Lawyers in the case say these shutoffs reflect long-existing structural racism in the state. The lawsuit included statistical analyses showing that Black Detroiters are more likely to be impacted by water shutoffs.

The outcry from Detroit is especially poignant because, in 2014, a federal judge in Michigan stated there was “no enforceable right” to water after the city started massive shutoffs of households that couldn’t pay their water bills.

It shouldn’t take a lawsuit to end this practice. Coty Montag, senior counsel for LDF said, “If state and city officials are serious about ending structural racism[…] they can start by putting an end to Detroit’s water shutoff policy today.” While Michigan’s governor has extended an executive order requiring the reconnection of water through the end of the year, there is no long-term solution to water affordability in Michigan and Detroit. Some families, particularly Black Detroiters, have lived for years without water service.

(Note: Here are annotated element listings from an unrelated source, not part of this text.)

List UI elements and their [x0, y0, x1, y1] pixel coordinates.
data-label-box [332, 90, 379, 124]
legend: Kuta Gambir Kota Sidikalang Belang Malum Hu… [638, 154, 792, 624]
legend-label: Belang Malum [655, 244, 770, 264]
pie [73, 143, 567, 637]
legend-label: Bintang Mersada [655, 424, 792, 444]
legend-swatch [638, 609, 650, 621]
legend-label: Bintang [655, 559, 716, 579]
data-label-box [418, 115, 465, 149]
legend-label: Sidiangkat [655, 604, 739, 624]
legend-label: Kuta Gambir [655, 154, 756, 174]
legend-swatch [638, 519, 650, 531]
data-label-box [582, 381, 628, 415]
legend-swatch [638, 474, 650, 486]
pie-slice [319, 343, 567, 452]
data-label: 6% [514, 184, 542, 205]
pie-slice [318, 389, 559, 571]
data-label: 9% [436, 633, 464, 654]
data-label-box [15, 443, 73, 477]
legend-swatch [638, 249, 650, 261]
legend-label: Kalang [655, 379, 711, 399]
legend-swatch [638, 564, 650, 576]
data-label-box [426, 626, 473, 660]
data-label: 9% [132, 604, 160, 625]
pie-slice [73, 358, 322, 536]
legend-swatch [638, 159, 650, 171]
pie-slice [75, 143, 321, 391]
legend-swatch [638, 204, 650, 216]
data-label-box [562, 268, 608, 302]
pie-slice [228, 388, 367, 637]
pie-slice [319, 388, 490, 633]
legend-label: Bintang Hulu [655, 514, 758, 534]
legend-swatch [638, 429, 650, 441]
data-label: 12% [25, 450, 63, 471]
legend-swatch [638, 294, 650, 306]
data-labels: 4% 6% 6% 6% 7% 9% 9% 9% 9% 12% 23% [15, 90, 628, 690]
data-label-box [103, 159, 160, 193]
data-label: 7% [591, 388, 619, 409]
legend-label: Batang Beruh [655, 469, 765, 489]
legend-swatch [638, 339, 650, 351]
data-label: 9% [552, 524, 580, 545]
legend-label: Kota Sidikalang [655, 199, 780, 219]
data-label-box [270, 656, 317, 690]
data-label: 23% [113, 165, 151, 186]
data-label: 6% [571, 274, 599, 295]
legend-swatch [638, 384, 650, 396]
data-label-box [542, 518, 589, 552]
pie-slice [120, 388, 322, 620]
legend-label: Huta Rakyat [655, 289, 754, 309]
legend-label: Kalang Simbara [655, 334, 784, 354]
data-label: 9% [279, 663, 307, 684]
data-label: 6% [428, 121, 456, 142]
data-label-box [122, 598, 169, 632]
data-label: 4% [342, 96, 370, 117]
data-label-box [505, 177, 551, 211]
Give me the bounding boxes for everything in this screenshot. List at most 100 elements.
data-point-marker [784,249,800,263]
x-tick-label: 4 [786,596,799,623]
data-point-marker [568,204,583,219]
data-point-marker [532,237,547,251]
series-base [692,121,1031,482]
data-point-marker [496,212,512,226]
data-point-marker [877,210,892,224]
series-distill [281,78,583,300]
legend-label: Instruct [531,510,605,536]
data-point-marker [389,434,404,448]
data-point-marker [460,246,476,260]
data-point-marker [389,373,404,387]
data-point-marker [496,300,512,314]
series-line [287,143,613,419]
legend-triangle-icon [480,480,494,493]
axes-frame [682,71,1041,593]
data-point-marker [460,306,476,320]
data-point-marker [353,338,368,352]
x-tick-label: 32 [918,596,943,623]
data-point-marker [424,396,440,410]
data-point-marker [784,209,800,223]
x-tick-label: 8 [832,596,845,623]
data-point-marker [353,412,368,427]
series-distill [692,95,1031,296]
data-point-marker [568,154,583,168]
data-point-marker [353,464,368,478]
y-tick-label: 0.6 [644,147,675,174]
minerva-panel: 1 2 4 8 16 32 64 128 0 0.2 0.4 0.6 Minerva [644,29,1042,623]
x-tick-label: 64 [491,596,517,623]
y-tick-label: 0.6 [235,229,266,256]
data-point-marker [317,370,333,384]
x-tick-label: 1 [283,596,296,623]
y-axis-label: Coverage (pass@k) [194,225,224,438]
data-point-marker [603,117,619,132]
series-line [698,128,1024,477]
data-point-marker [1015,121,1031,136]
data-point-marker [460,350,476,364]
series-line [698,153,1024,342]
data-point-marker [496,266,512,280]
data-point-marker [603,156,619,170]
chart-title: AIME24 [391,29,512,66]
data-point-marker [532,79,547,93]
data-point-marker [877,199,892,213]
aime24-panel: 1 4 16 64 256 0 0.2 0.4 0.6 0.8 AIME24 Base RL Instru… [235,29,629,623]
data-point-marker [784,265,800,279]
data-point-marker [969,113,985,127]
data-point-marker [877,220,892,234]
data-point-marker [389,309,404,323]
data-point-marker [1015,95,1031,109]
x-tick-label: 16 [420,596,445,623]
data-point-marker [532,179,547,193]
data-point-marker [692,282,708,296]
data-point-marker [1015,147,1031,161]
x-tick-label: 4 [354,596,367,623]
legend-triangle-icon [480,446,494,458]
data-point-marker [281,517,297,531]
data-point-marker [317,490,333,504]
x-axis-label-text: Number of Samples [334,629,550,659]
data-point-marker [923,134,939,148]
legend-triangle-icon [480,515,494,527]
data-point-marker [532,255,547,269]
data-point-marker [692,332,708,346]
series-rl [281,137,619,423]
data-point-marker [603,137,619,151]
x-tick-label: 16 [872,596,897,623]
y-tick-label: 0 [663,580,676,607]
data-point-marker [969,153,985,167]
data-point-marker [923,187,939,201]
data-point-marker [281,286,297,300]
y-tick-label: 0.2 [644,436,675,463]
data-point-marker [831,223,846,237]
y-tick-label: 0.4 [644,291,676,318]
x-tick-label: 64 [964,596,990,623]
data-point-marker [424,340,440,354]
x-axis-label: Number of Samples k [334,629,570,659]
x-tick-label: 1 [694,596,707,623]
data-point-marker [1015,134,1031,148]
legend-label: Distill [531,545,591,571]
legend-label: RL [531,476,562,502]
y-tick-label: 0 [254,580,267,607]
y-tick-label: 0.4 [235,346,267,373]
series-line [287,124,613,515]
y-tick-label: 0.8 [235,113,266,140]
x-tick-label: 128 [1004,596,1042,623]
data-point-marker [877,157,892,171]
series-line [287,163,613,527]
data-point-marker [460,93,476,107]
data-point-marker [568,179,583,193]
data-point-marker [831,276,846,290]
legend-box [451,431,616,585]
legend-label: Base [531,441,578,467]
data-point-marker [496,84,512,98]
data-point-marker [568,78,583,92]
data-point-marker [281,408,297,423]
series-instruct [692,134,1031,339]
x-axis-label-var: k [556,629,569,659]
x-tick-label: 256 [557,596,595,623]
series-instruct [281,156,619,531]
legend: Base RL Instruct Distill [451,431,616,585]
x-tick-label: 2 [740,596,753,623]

In a recent report by reproductive justice organizations, including In Our Own Voice: National Black Women’s Reproductive Justice Agenda, women of color repeatedly say access to clean water is a pressing concern throughout the US. Centuries of racial segregation in housing, infrastructure neglect in neighborhoods with low incomes, and poor water regulation have left communities with water they don’t trust, can’t afford, and that is harming their health.

Now more than ever, ending water shutoffs for inability to pay is a human rights and racial justice imperative.